SON DAKİKA
Hava Durumu

Sapan kılıca yenilirse!

Yazının Giriş Tarihi: 14.12.2021 05:27
Yazının Güncellenme Tarihi: 14.12.2021 05:39

Bizim öğrencilik yıllarımızda düzenli olarak kutlanırdı, Yerli Malı Haftası

Tarım ülkesi olduğumuz için evde pişirilen börekler, sarmalar, pastalar ve meyvelerle donatılan masaların etrafında “yerli malı yurdun malı, herkes onu kullanmalı” der, sonra da sınıfta ziyafet çekerdik. 

Yerli tüketime, paylaşıma ve tasarrufa vurgu yapılan bu etkinlik, ilerleyen yıllarda alaya alındı, küçümsendi, şimdilerde ise öğretmen isterse yiyecek, içecekle kutlanıyor…

***

Bugün daha iyi anlıyoruz ki yerli malı haftasında donattığımız masalar aslında bizim “gerçek zenginlik” kaynağımızı, yani tarım ve hayvancılık sektörünün Türkiye’nin ekonomik ve sosyal gelişimine sağladığı katkıyı ifade ediyormuş.

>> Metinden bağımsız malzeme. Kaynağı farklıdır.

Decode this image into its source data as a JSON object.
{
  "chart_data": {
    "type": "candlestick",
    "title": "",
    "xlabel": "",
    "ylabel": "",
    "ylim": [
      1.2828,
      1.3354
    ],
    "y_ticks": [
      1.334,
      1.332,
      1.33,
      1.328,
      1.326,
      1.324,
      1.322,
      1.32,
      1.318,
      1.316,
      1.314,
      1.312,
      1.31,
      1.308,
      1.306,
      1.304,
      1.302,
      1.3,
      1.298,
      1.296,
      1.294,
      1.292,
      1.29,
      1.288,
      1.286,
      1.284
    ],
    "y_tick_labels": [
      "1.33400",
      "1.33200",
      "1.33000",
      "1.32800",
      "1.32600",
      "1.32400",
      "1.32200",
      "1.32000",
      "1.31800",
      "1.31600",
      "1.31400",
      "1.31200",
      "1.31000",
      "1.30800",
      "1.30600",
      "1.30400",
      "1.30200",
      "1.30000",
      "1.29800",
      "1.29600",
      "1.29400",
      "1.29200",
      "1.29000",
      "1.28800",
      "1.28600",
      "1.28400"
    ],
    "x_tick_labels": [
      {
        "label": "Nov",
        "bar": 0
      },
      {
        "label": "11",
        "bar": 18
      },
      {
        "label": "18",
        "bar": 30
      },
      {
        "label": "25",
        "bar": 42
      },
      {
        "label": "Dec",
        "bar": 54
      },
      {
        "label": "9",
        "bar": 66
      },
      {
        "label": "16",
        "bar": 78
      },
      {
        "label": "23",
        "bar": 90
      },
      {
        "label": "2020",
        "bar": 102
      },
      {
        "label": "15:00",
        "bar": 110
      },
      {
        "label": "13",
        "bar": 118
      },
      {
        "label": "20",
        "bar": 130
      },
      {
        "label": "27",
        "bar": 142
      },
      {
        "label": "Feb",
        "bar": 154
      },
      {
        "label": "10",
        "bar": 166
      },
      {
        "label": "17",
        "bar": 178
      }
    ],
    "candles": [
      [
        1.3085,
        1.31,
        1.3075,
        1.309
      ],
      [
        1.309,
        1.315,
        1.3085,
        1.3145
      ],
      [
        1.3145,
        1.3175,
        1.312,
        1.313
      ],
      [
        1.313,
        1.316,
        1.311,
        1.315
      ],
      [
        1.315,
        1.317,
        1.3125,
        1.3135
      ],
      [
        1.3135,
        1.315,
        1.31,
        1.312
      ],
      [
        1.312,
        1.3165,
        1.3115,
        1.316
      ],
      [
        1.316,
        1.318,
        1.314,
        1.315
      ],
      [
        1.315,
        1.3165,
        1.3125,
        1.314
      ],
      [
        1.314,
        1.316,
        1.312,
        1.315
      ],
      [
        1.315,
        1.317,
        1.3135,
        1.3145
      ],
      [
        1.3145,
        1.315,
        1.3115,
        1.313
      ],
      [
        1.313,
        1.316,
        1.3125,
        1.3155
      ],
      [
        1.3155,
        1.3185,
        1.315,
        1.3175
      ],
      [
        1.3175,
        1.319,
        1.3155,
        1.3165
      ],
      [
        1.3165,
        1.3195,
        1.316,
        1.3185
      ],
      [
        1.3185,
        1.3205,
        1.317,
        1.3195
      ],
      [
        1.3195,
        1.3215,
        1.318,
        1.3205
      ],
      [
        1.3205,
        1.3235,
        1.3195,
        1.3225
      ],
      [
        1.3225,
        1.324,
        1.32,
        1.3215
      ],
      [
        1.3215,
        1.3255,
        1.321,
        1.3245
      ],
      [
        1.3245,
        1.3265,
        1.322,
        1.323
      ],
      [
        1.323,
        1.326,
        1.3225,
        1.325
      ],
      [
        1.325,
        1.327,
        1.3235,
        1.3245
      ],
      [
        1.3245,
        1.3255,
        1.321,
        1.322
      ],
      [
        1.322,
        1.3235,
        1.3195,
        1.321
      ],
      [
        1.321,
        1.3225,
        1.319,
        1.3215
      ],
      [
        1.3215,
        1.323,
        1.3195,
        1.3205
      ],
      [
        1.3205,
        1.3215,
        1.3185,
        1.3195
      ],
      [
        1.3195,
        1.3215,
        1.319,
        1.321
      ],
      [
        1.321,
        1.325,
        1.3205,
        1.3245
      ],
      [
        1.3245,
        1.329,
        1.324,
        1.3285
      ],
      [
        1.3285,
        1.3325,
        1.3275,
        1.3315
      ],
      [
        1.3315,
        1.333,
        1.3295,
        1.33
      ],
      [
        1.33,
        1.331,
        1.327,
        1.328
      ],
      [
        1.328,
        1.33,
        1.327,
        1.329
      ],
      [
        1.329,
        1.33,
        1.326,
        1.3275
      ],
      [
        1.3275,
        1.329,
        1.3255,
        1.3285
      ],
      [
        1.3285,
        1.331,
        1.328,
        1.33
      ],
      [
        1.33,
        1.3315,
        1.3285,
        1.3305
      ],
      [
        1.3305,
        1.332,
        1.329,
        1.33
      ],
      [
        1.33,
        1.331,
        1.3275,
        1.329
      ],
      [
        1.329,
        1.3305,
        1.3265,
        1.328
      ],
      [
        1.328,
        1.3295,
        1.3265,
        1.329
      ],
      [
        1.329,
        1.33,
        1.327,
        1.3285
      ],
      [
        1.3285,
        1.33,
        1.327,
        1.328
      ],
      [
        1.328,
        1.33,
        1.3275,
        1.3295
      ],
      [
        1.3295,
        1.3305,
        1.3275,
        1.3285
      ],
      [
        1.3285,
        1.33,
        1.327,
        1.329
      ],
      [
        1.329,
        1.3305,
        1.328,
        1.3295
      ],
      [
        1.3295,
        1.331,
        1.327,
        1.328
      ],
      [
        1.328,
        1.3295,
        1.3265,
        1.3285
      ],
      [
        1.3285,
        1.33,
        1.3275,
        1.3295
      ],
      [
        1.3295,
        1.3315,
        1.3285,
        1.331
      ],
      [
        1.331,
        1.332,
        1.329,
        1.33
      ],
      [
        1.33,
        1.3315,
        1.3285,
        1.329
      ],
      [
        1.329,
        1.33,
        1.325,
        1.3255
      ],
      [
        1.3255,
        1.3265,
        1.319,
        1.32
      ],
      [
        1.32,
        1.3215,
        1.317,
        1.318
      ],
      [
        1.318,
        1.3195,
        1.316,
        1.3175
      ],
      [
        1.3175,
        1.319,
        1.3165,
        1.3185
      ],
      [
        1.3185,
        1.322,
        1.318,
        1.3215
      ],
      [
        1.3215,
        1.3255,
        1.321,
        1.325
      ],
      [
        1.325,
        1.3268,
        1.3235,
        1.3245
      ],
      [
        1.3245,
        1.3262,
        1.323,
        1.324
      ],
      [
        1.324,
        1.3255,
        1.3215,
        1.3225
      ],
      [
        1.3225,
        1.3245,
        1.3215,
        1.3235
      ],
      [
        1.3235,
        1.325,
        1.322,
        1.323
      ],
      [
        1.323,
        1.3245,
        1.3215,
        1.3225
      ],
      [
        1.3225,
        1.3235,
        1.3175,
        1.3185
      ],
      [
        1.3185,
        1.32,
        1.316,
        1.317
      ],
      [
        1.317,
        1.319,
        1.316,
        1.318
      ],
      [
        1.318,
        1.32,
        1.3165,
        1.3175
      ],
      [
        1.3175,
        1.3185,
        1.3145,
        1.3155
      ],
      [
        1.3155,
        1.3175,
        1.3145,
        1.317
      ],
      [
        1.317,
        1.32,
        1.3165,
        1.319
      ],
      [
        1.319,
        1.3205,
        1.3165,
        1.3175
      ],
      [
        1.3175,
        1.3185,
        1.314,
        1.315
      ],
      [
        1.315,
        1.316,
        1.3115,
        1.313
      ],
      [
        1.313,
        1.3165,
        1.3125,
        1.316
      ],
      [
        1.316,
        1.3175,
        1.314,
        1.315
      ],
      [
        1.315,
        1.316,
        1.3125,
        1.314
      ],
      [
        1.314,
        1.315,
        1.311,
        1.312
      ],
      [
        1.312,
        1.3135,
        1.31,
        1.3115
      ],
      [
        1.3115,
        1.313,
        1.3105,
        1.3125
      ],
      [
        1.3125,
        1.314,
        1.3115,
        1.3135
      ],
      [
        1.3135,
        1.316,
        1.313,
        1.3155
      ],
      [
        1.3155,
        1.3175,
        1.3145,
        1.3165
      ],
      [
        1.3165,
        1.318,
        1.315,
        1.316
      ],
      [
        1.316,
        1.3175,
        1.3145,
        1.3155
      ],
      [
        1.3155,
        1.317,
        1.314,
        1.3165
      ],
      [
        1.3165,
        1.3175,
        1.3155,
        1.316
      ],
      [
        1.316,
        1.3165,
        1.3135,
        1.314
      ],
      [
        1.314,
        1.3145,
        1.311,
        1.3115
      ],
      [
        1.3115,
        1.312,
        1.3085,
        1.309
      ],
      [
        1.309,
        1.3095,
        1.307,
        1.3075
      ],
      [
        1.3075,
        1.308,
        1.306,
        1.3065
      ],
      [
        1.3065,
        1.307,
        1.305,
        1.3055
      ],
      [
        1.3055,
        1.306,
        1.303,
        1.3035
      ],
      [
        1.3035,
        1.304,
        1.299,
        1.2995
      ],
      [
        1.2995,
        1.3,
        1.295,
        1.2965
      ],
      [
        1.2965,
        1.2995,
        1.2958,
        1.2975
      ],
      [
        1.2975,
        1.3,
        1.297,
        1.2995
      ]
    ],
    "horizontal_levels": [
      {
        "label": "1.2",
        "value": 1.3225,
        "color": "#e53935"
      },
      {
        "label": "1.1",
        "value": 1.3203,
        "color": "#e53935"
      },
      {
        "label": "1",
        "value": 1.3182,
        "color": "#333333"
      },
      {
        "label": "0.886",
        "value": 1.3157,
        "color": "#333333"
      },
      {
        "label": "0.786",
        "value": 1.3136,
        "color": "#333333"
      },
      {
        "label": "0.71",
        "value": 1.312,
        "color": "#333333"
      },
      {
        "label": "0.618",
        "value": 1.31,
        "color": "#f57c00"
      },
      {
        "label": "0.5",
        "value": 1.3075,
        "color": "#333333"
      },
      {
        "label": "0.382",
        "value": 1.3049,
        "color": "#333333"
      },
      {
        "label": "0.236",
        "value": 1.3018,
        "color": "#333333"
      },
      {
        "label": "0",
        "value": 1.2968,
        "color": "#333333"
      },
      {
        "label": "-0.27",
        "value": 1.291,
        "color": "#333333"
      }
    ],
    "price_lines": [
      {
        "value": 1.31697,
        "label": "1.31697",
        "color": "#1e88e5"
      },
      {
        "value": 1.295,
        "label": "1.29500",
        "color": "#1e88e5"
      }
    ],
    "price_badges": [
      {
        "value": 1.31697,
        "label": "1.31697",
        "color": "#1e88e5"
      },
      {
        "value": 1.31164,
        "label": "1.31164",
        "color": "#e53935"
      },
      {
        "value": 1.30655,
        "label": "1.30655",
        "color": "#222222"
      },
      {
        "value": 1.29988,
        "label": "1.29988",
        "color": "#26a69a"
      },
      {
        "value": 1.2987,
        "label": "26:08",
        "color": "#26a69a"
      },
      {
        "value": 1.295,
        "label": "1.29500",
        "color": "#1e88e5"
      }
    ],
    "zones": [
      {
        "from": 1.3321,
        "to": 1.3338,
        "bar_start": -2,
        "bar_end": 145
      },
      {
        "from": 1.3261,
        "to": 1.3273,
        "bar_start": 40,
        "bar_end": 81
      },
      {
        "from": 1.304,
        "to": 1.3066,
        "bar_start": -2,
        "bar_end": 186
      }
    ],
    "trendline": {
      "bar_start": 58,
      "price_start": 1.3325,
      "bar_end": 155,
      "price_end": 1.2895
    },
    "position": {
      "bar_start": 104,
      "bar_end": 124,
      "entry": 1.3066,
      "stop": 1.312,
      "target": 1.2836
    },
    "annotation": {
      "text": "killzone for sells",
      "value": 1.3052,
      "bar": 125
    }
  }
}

O yüzden yaşı 50 ve üstü olanlar, hayat hikayelerini anlatırken söze “Annem bir inekle 5 çocuğunu okuttu, rahmetli babam kazmayla açtığı taşlık tarlaya ektiği buğdayla 9 nüfusa baktı” şeklinde başlıyor.

Bu cümleler bile milyonları besleyen tarım ve hayvancılık sektörünün, milli gelire, istihdama, giyinmeye, eğitime verdiği katkıyı anlatmaya yetiyor.

Sadece bu kadar mı?

Sağlıklı bir çevrenin oluşması, ekolojik dengenin korunması, sermaye aktarımı yaptığı sanayinin hammadde ihtiyacını karşılaması ve ihracata verdiği katkı nedeniyle de Türk çiftçisinin ve köylüsünün omuzlarında yükselen tarım sektöründe dökülen her damla ter o kadar kıymetli ki.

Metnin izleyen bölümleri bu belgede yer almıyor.